Isn’t it Lonesome?
They say, "Don't start your sentences with and," and I plead to them "But how am I to write the way I speak?" to which they shout, "Don't start your sentences with but!" then shrug and carry on as though I have no other input to offer.
And we move on.
Here's the deal though: you consider their words then shake them off like the neighbor's dog, you look me in the eye, tell me "I don't care how different we are, I want you" and we sit down and talk things out until we fall asleep in each others arms on that faux-suede sofa.
Ah. If only life were so simple.
Instead, all that happens are scapegoats in the yard, Hail Marys scrawled across the bathroom mirror, missing Xanax, and a beautiful rosary tucked away in your nightstand. You cry in my arms and remind me I'm the only one who hasn't abandoned you, before I'm so ashamed I run off and leave nothing but the presence of the ukulele I sang love songs about you on when we were akin to that of classic Greek or romantic Italian youths.
And so it goes, again.
Here I sit, here I stand, here I weep; a fool full of grief. With the wings of Icarus I've touched the sun over thousands of miles away and fallen deep into the depths of an ocean where I realize my faults, mistakes, and burdens. Like all the cigarettes I've burned into my lungs, or all the melatonin I've over-indulged in, the chest pains and lost days don't compare to the overwhelming guilt of self-willingly blinding myself to your tears and your needs.
But if the world were perfect, don't you know?
I'd work long hours at the pizza place, go home and take a shower, wake up and have coffee with my parents, before the long college hours consume me, and I sit beneath the sun with doctor scribbled notebooks and lazy ink doodles caricaturing the lecture professor with the hideous plaid pants. Before the clock strikes 4, the car windows are down and the white noise of speed and wind become the noise of freedom, before I pick you up from work and we listen to your favorite songs while we make fun of our co-workers as though it were some rom-com scene. We don't go home, we go to the park and sit on the hill we grew up on, albeit, at different times of our lives. Watching the freeway with all the cars and the cotton candy skies, the end of a 4 year-old's birthday party where he tells his parents he loves them while they put everything in the car; you grip my hand, gently, firmly, and almost anxiously.
As if your family could ever accept you, us, let alone...me.
But only in this current time where I'm the cowardly Prince and you are the Rose.

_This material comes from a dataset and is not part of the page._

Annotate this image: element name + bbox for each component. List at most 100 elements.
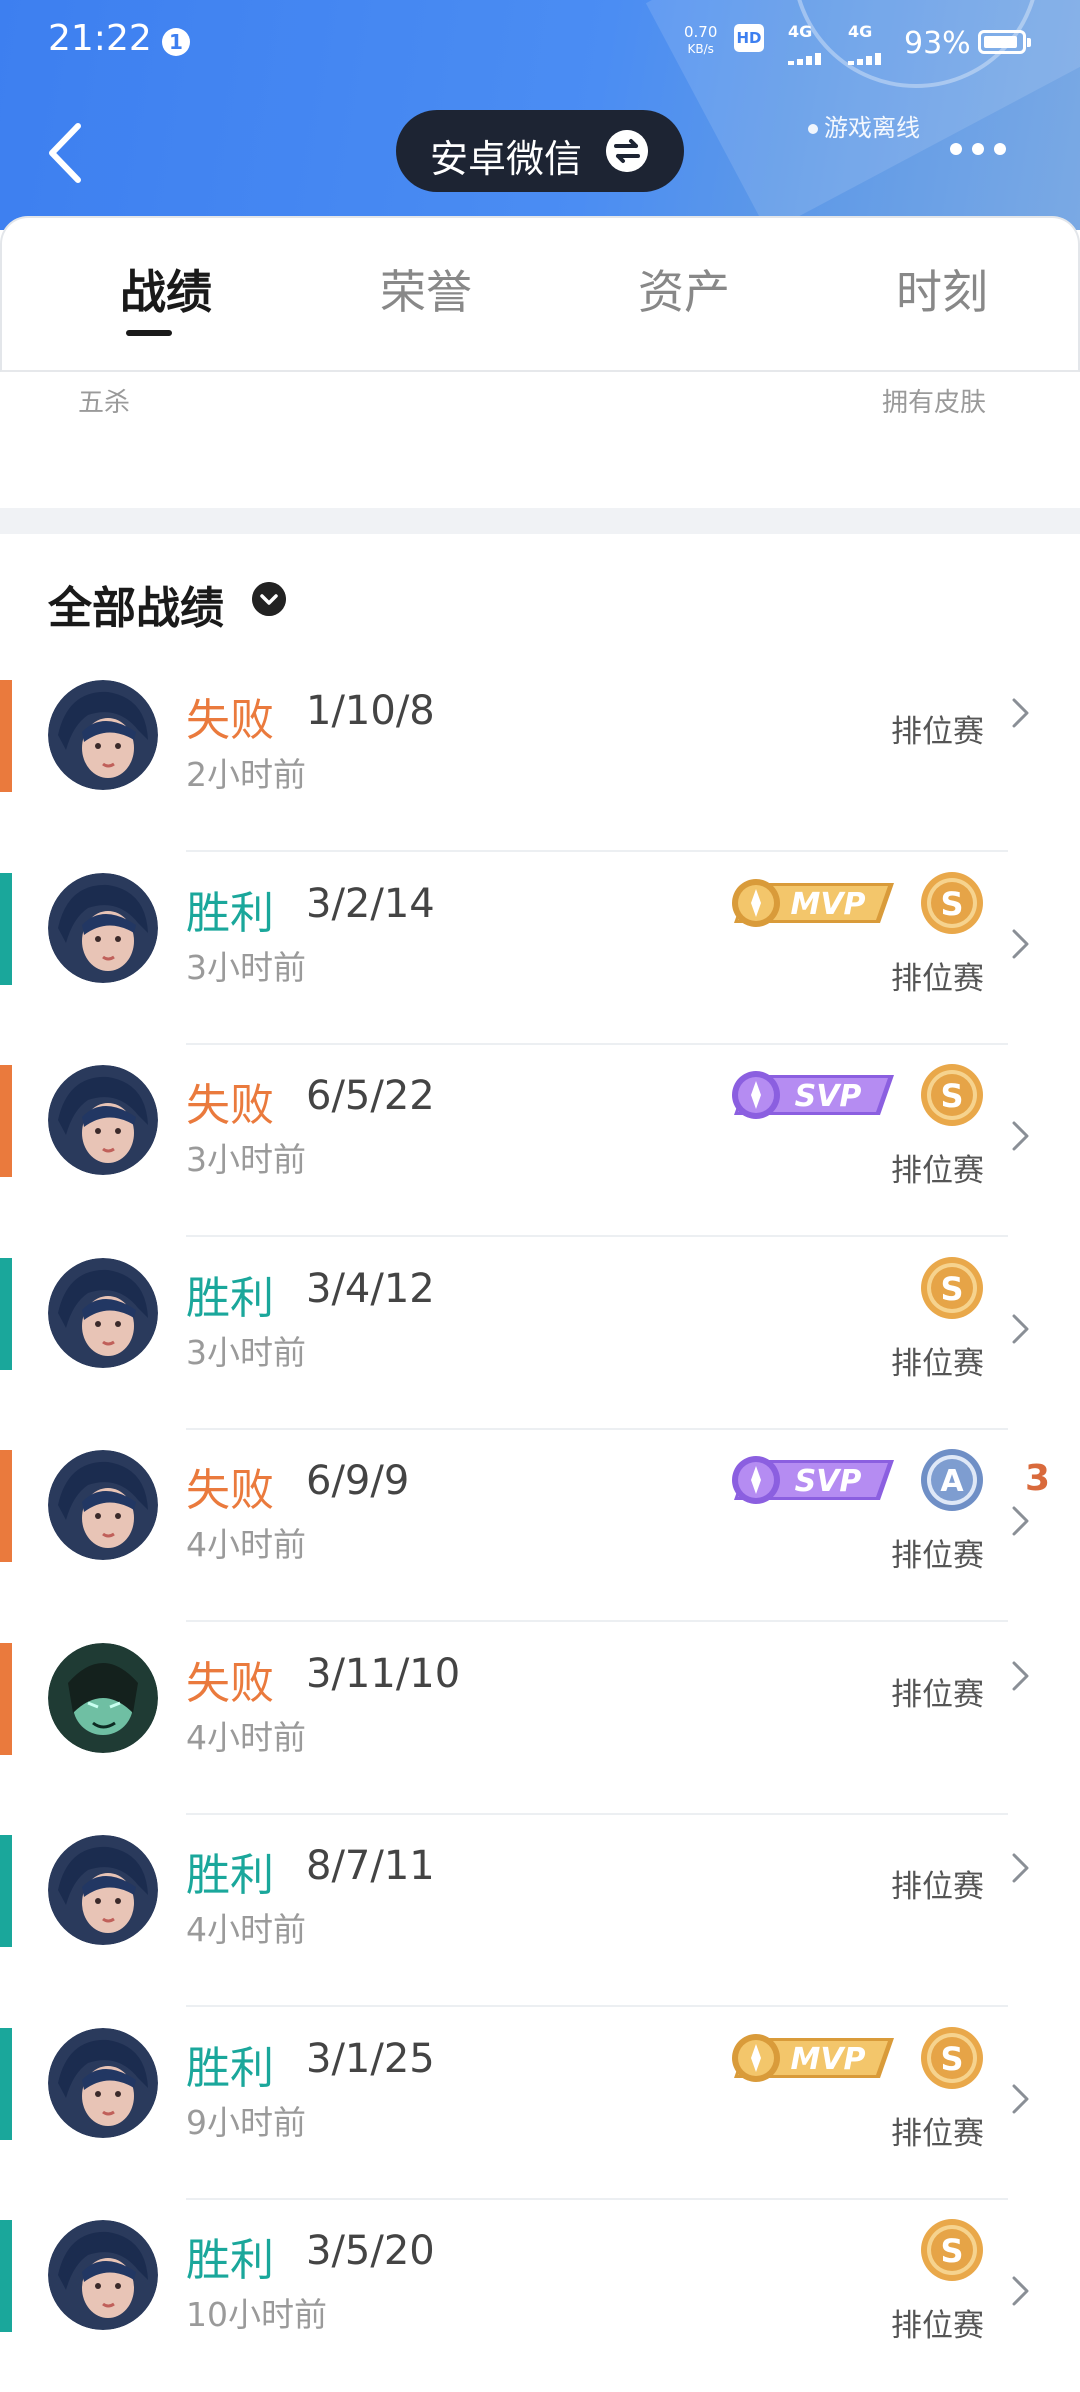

In this perfect world, your grip places my hand on your stomach and we talk about what to name our future child, if they will sing with your Apollonian voice or paint with my Pollock ferocity. I've accepted all of you, your faults, your quirks, your family, without fear nor anger; only forgiveness and kindness, like the man upstairs your family believes in, taught. I've shed the anger and resentment towards my parents, anger and resentment towards myself, and when I tell you I'll never hurt you intentionally as I slip the ring on your finger, you've forgiven me, and from there on like a newborn bud, believe and trust me. No one points out I have the wrong parts, and you aren't afraid to kiss my cheek when I sheepishly get the wrong brand of eggnog for you while we're out grocery shopping. No one tells you I'm a phase, you don't panic over your sexuality, and we realize like Agent Scully and Agent Mulder or Agent Bering and Agent Lattimer that there is no other partner that could replace the other.
But in this real world, this is the current reality.
I'm at my most vulnerable over thousands of miles away from where you are, too afraid to tell you I was more wrong than Paris kidnapping fair Helen, or more wrong than Zeus cheating on Hera and never learning his lesson. I've sat in the hospital and remembered the smell of ERs and ICUs, mangled legs under pale blue sheets, heart monitors innocuous blips becoming shortened blares; moments I realized life is short, I'm a goddamn idiot, and I wish you didn't leave me.
You are no replacement goldfish, nor are you some long-lost first love. You said you wanted time for yourself, and I smothered you, so you wanted space from me.
So I supposed I've answered myself blindly.